British Prime Minister Boris Johnson said on Sunday his government would iron out what he described “technical issues” with the European Union over post-Brexit trade.
Asked about an article in which his Brexit adviser David Frost says the EU should “shake off any remaining ill will towards us for leaving”.
“I think this is one of those issues we were always bound to have in the early stages of our new relationship with our friends in the EU and the various technical issues that we are going to iron out,” he told reporters.
“I am full of optimism about the future and the partnership that we are building.” Boris Johnson expressed his gratitude on Sunday to health workers, responding to criticism over his government’s pay proposal by saying he had tried to give the service as much as he could.
Johnson, who himself was treated in hospital last year when he became severely ill with COVID-19, has come under fire for failing to meet his promise to look after health workers who have been fighting a coronavirus pandemic for more than a year by proposing a 1% pay increase for the National Health Service.
Earlier, Britain’s opposition Labour Party stepped up its criticism of the government’s budget, calling the pay offer to health workers “reprehensible” and pledging to vote against its freeze on income tax thresholds.
But Johnson defended his government by saying it was investing in the National Health Service and that “we have tried to give the NHS as much as we possibly can”.
Last week, his government set out its plans to help the economy weather the COVID-19 crisis, with finance minister Rishi Sunak promising to do “whatever it takes to support the British people and businesses”.
And while Johnson enjoys a large majority in the lower house of parliament, his Conservative government’s plans have come under fire for what some say is its targeting of lower- and middle-income earners and not being generous enough to health workers, after a year of battling the coronavirus pandemic.
Johnson, who was the face of Britain’s campaign to leave the European Union in a 2016 referendum, promoted what has become a disputed promise that Brexit would free up an extra 350 million pounds a week for the NHS.
But in the budget, the government proposed the 1% pay rise for NHS workers, an offer one nurses union, the Royal College of Nursing, called “pitiful” and has threatened to strike over.
Labour, which is flagging in opinion polls despite criticism of Johnson’s uneven handling of the pandemic, has called on the government to stand by what it said was an earlier commitment to hand NHS workers a 2.1% pay increase.
“The government is not planning a pay rise...That is a real terms pay cut because it doesn’t keep pace with inflation, which is just reprehensible in our view,” Nandy told Sky News.
“In the NHS long-term plan the government budgeted for a 2.1 per cent pay rise, that is what nurses were promised.”
She also said the party would vote against a freeze on income tax levels because “we think that now is absolutely the wrong time to be targeting low- and middle-income earning families for tax hikes and squeezing their incomes”.

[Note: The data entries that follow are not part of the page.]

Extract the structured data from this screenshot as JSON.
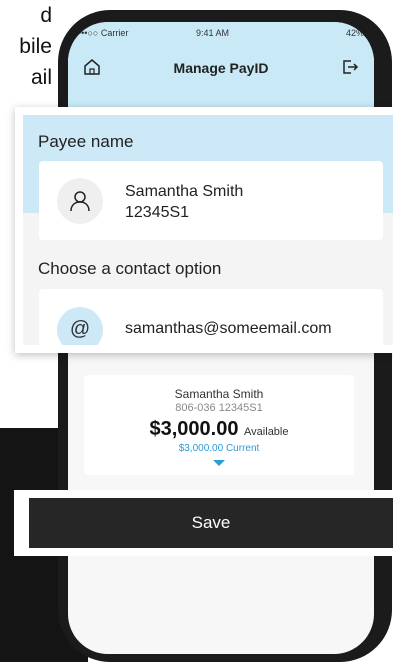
{
  "background_text": {
    "line1": "d",
    "line2": "bile",
    "line3": "ail"
  },
  "status_bar": {
    "carrier": "•••○○ Carrier",
    "time": "9:41 AM",
    "battery": "42%"
  },
  "header": {
    "title": "Manage PayID",
    "home_icon": "home-icon",
    "logout_icon": "logout-icon"
  },
  "payee": {
    "label": "Payee name",
    "name": "Samantha Smith",
    "account": "12345S1"
  },
  "contact": {
    "label": "Choose a contact option",
    "email": "samanthas@someemail.com",
    "icon": "@"
  },
  "account_card": {
    "name": "Samantha Smith",
    "number": "806-036 12345S1",
    "available_amount": "$3,000.00",
    "available_label": "Available",
    "current": "$3,000.00 Current"
  },
  "save_button": {
    "label": "Save"
  },
  "colors": {
    "header_bg": "#c9e9f7",
    "accent": "#2a9cd8",
    "button_bg": "#262626"
  }
}
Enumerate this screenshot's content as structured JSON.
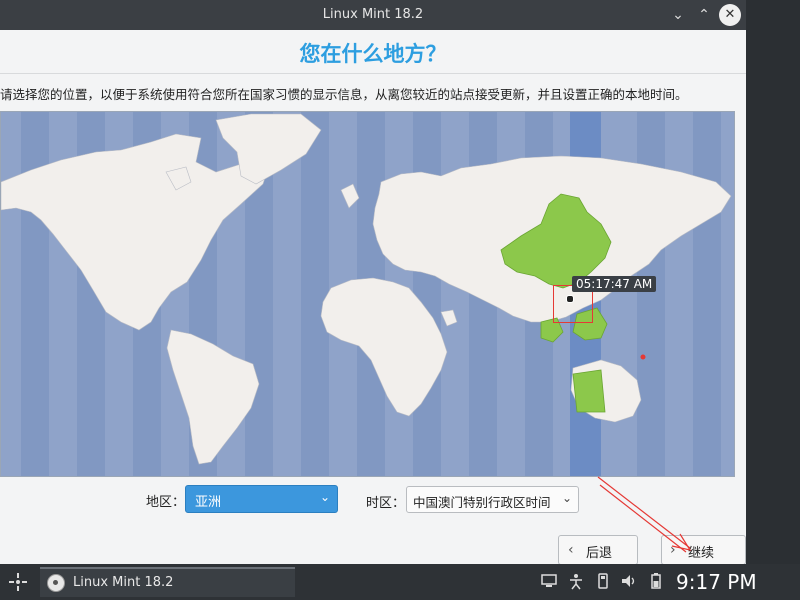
{
  "window": {
    "title": "Linux Mint 18.2",
    "minimize_icon": "chevron-down-icon",
    "maximize_icon": "chevron-up-icon",
    "close_icon": "close-icon"
  },
  "page": {
    "heading": "您在什么地方？",
    "description": "请选择您的位置，以便于系统使用符合您所在国家习惯的显示信息，从离您较近的站点接受更新，并且设置正确的本地时间。"
  },
  "map": {
    "time_label": "05:17:47 AM",
    "highlight_color": "#8cc84b",
    "ocean_color": "#8fa3c9",
    "land_color": "#f2efec",
    "selected_zone_color": "#6c8cc4"
  },
  "form": {
    "region_label": "地区：",
    "region_value": "亚洲",
    "timezone_label": "时区：",
    "timezone_value": "中国澳门特别行政区时间"
  },
  "buttons": {
    "back_label": "后退",
    "next_label": "继续"
  },
  "taskbar": {
    "task_title": "Linux Mint 18.2",
    "clock": "9:17 PM",
    "tray_icons": [
      "network-icon",
      "accessibility-icon",
      "usb-icon",
      "volume-icon",
      "battery-icon"
    ]
  },
  "accent_color": "#3c97dd"
}
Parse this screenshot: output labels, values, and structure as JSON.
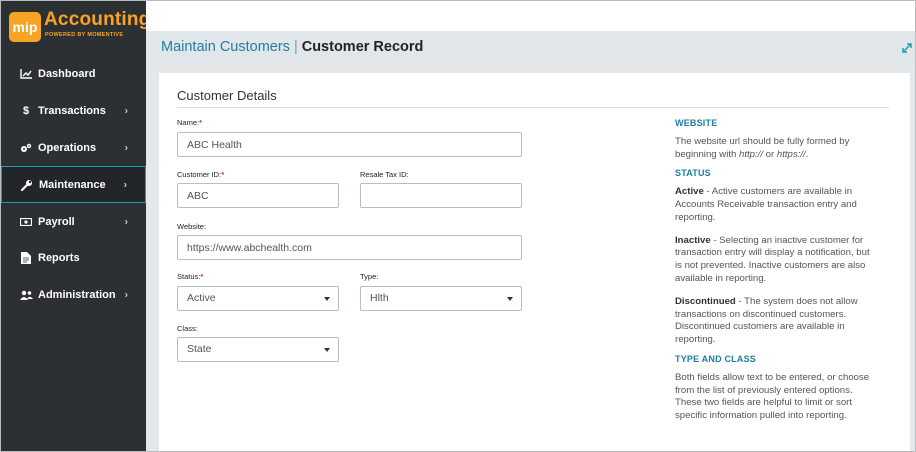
{
  "brand": {
    "badge": "mip",
    "title": "Accounting",
    "subtitle": "POWERED BY MOMENTIVE",
    "accent": "#f7a324"
  },
  "sidebar": {
    "items": [
      {
        "label": "Dashboard",
        "icon": "chart-line-icon",
        "chevron": false,
        "active": false
      },
      {
        "label": "Transactions",
        "icon": "dollar-icon",
        "chevron": true,
        "active": false
      },
      {
        "label": "Operations",
        "icon": "gears-icon",
        "chevron": true,
        "active": false
      },
      {
        "label": "Maintenance",
        "icon": "wrench-icon",
        "chevron": true,
        "active": true
      },
      {
        "label": "Payroll",
        "icon": "money-icon",
        "chevron": true,
        "active": false
      },
      {
        "label": "Reports",
        "icon": "file-icon",
        "chevron": false,
        "active": false
      },
      {
        "label": "Administration",
        "icon": "users-icon",
        "chevron": true,
        "active": false
      }
    ]
  },
  "header": {
    "parent": "Maintain Customers",
    "separator": "|",
    "current": "Customer Record"
  },
  "form": {
    "section_title": "Customer Details",
    "name": {
      "label": "Name:",
      "required": "*",
      "value": "ABC Health"
    },
    "customer_id": {
      "label": "Customer ID:",
      "required": "*",
      "value": "ABC"
    },
    "resale_tax_id": {
      "label": "Resale Tax ID:",
      "value": ""
    },
    "website": {
      "label": "Website:",
      "value": "https://www.abchealth.com"
    },
    "status": {
      "label": "Status:",
      "required": "*",
      "value": "Active"
    },
    "type": {
      "label": "Type:",
      "value": "Hlth"
    },
    "class": {
      "label": "Class:",
      "value": "State"
    }
  },
  "help": {
    "website_heading": "WEBSITE",
    "website_text_1": "The website url should be fully formed by beginning with ",
    "website_http": "http://",
    "website_or": " or ",
    "website_https": "https://",
    "website_end": ".",
    "status_heading": "STATUS",
    "active_term": "Active",
    "active_text": " - Active customers are available in Accounts Receivable transaction entry and reporting.",
    "inactive_term": "Inactive",
    "inactive_text": " - Selecting an inactive customer for transaction entry will display a notification, but is not prevented. Inactive customers are also available in reporting.",
    "discontinued_term": "Discontinued",
    "discontinued_text": " - The system does not allow transactions on discontinued customers. Discontinued customers are available in reporting.",
    "type_class_heading": "TYPE AND CLASS",
    "type_class_text": "Both fields allow text to be entered, or choose from the list of previously entered options. These two fields are helpful to limit or sort specific information pulled into reporting."
  }
}
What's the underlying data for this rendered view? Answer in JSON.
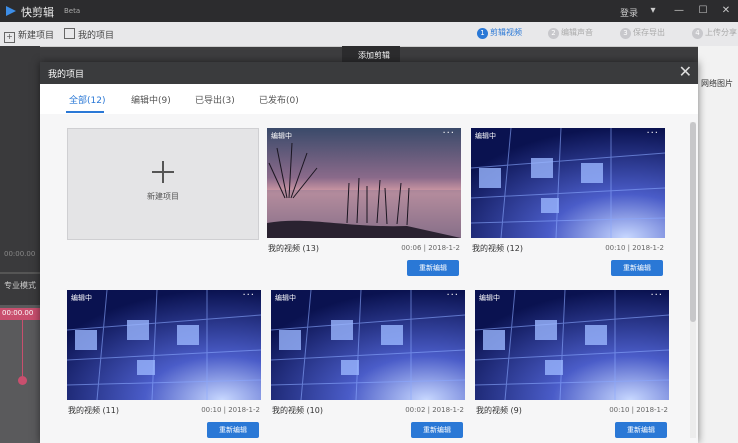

Sunak has said the freeze is part of an approach to start fixing the public finances as he looks for ways to raise funds following unprecedented measures to support jobs and the economy during the pandemic.
Government ministers have also said that the pay proposal for NHS workers is what is affordable.
Education Secretary Gavin Williamson told the BBC’s Andrew Marr show that the government was investing large amounts of money into the NHS, showing “we recognise the vitally important role the NHS plays”.
The European Union should shake off its ill will and build a good relationship with Britain as sovereign equals, Britain’s top EU adviser David Frost said on Sunday, promising to stand up for the country’s interests. Writing in the Sunday Telegraph, Frost again defended Britain’s unilateral move to smooth post-Brexit trade between Britain and Northern Ireland, over which the EU has promised to launch legal action for breaching the terms of the Brexit deal.
Since Britain left the EU last year, relations between the two have soured, with both sides accusing the other of acting in bad faith in relation to part of their trade agreement that covers goods movements to Northern Ireland.
Prime Minister Boris Johnson, who has tried to keep his distance from the row, said Britain and the EU would iron out what he described as “technical issues”, saying such issues were bound to happen “in the early stages of our new relationship”.
Frost, who led Britain’s negotiations to secure a trade deal with the bloc, was appointed as a minister and Johnson’s main point man for future ties with the EU earlier this year and looks set to take a firmer approach.
“I hope they will shake off any remaining ill will towards us for leaving, and instead build a friendly relationship, between sovereign equals,” he wrote in an opinion piece.
“That is what I will be working towards, acting constructively when we can, standing up for our interests when we must - as a sovereign country in full control of our own destiny.”